Introduction: Carotid atherosclerotic plaque is an inflammatory lesion associated with a significantly increased risk for stroke. The formation of carotid plaque involves complex processes, such as endothelial injury and activation and recruitment of immuno-inflammatory cells. Although much progress has been made in the understanding of the role of these processes in carotid plaque development and stroke, a comprehensive view of the regulatory interactions among them at the molecular level is lacking.
Hypothesis: We hypothesize that perturbations of gene regulatory networks in carotid vascular tissues lead to dysfunctional molecular pathways promoting atherosclerotic plaque formation, and these networks are governed by central regulators that likely play more significant roles in pathogenesis.

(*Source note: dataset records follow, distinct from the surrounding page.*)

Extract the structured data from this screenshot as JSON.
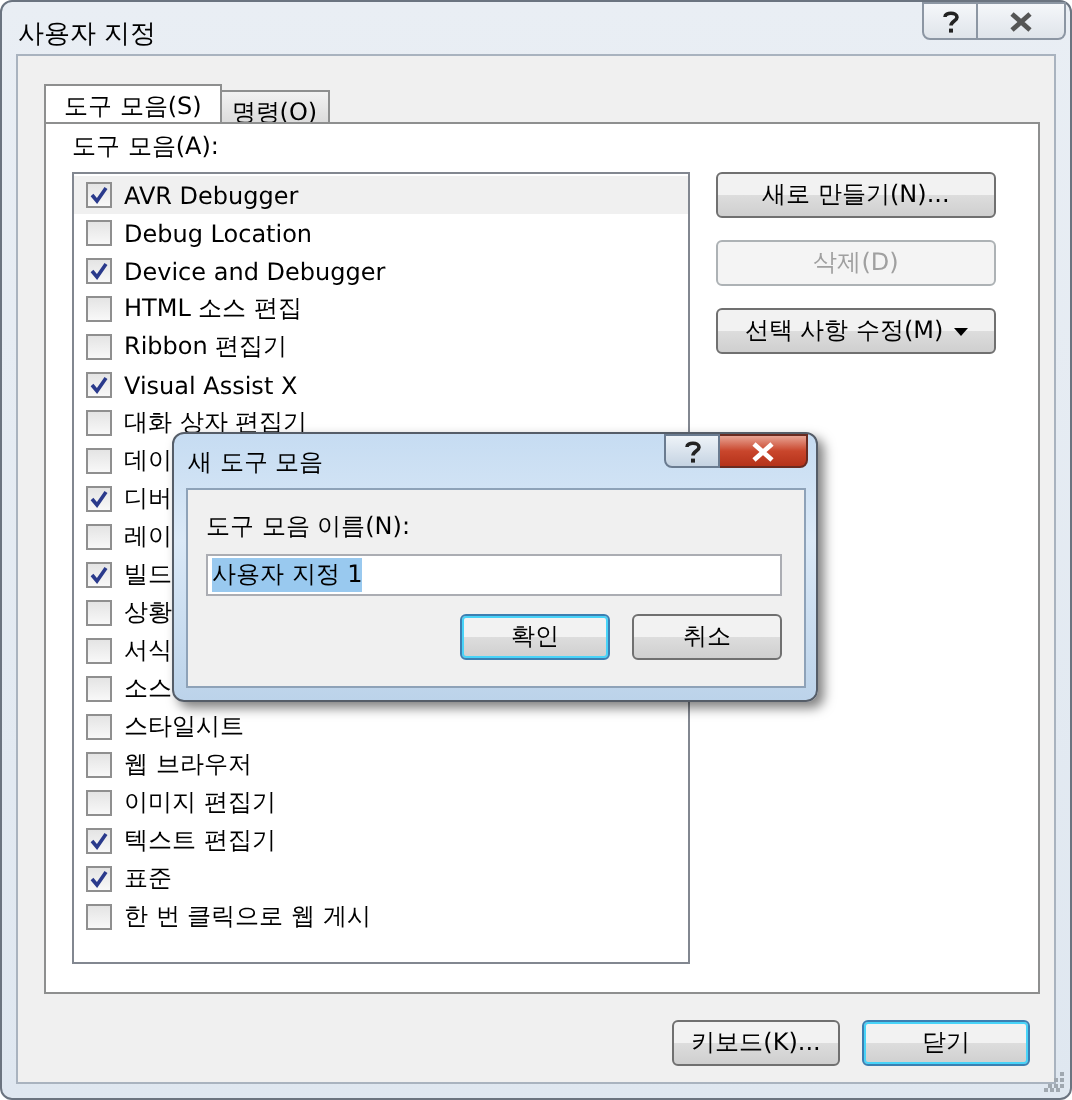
{
  "window": {
    "title": "사용자 지정"
  },
  "tabs": [
    {
      "label": "도구 모음(S)",
      "selected": true
    },
    {
      "label": "명령(O)",
      "selected": false
    }
  ],
  "toolbars_label": "도구 모음(A):",
  "toolbars": [
    {
      "label": "AVR Debugger",
      "checked": true,
      "selected": true
    },
    {
      "label": "Debug Location",
      "checked": false,
      "selected": false
    },
    {
      "label": "Device and Debugger",
      "checked": true,
      "selected": false
    },
    {
      "label": "HTML 소스 편집",
      "checked": false,
      "selected": false
    },
    {
      "label": "Ribbon 편집기",
      "checked": false,
      "selected": false
    },
    {
      "label": "Visual Assist X",
      "checked": true,
      "selected": false
    },
    {
      "label": "대화 상자 편집기",
      "checked": false,
      "selected": false
    },
    {
      "label": "데이",
      "checked": false,
      "selected": false
    },
    {
      "label": "디버",
      "checked": true,
      "selected": false
    },
    {
      "label": "레이",
      "checked": false,
      "selected": false
    },
    {
      "label": "빌드",
      "checked": true,
      "selected": false
    },
    {
      "label": "상황",
      "checked": false,
      "selected": false
    },
    {
      "label": "서식",
      "checked": false,
      "selected": false
    },
    {
      "label": "소스",
      "checked": false,
      "selected": false
    },
    {
      "label": "스타일시트",
      "checked": false,
      "selected": false
    },
    {
      "label": "웹 브라우저",
      "checked": false,
      "selected": false
    },
    {
      "label": "이미지 편집기",
      "checked": false,
      "selected": false
    },
    {
      "label": "텍스트 편집기",
      "checked": true,
      "selected": false
    },
    {
      "label": "표준",
      "checked": true,
      "selected": false
    },
    {
      "label": "한 번 클릭으로 웹 게시",
      "checked": false,
      "selected": false
    }
  ],
  "side_buttons": [
    {
      "label": "새로 만들기(N)...",
      "disabled": false,
      "dropdown": false
    },
    {
      "label": "삭제(D)",
      "disabled": true,
      "dropdown": false
    },
    {
      "label": "선택 사항 수정(M)",
      "disabled": false,
      "dropdown": true
    }
  ],
  "bottom_buttons": [
    {
      "label": "키보드(K)...",
      "default": false
    },
    {
      "label": "닫기",
      "default": true
    }
  ],
  "dialog": {
    "title": "새 도구 모음",
    "field_label": "도구 모음 이름(N):",
    "value": "사용자 지정 1",
    "buttons": [
      {
        "label": "확인",
        "default": true
      },
      {
        "label": "취소",
        "default": false
      }
    ]
  }
}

Methods: We collected gene-expression profiles of 11 publically available gene expression datasets of carotid plaque samples (n = 1,546) and reconstructed gene coexpression networks, comprised of modules of co-regulated genes. The preservation of the coexpression networks was assessed across datasets. To evaluate the relevance of the coexpression modules to stroke, we integrated the network models with genome-wide association studies of ischaemic stroke from International Stroke Genetics Consortium and expression quantitative trait loci using a Marker Set Enrichment Analysis from the Mergeomics package. The coexpression modules demonstrating genetic association with stroke were then integrated with Bayesian gene regulatory networks to identify central regulators of the stroke-related networks using a Key Driver Analysis.
Results: We identified preserved networks of carotid plaque across studies. A total of 17 coexpression modules were enriched for genetic risks of stroke. Intriguingly, we found both well-known processes (such as toll-like receptor pathway, and homocysteine metabolism) and relatively novel processes (such as phagosome formation and maturation). Using Bayesian models, we identified central regulators in the networks such as F2, APOH, and AMBP.
Conclusion: By integrating multi-omics datasets, our network modeling provides molecular insights into the pathogenesis and regulators of carotid plaque and stroke.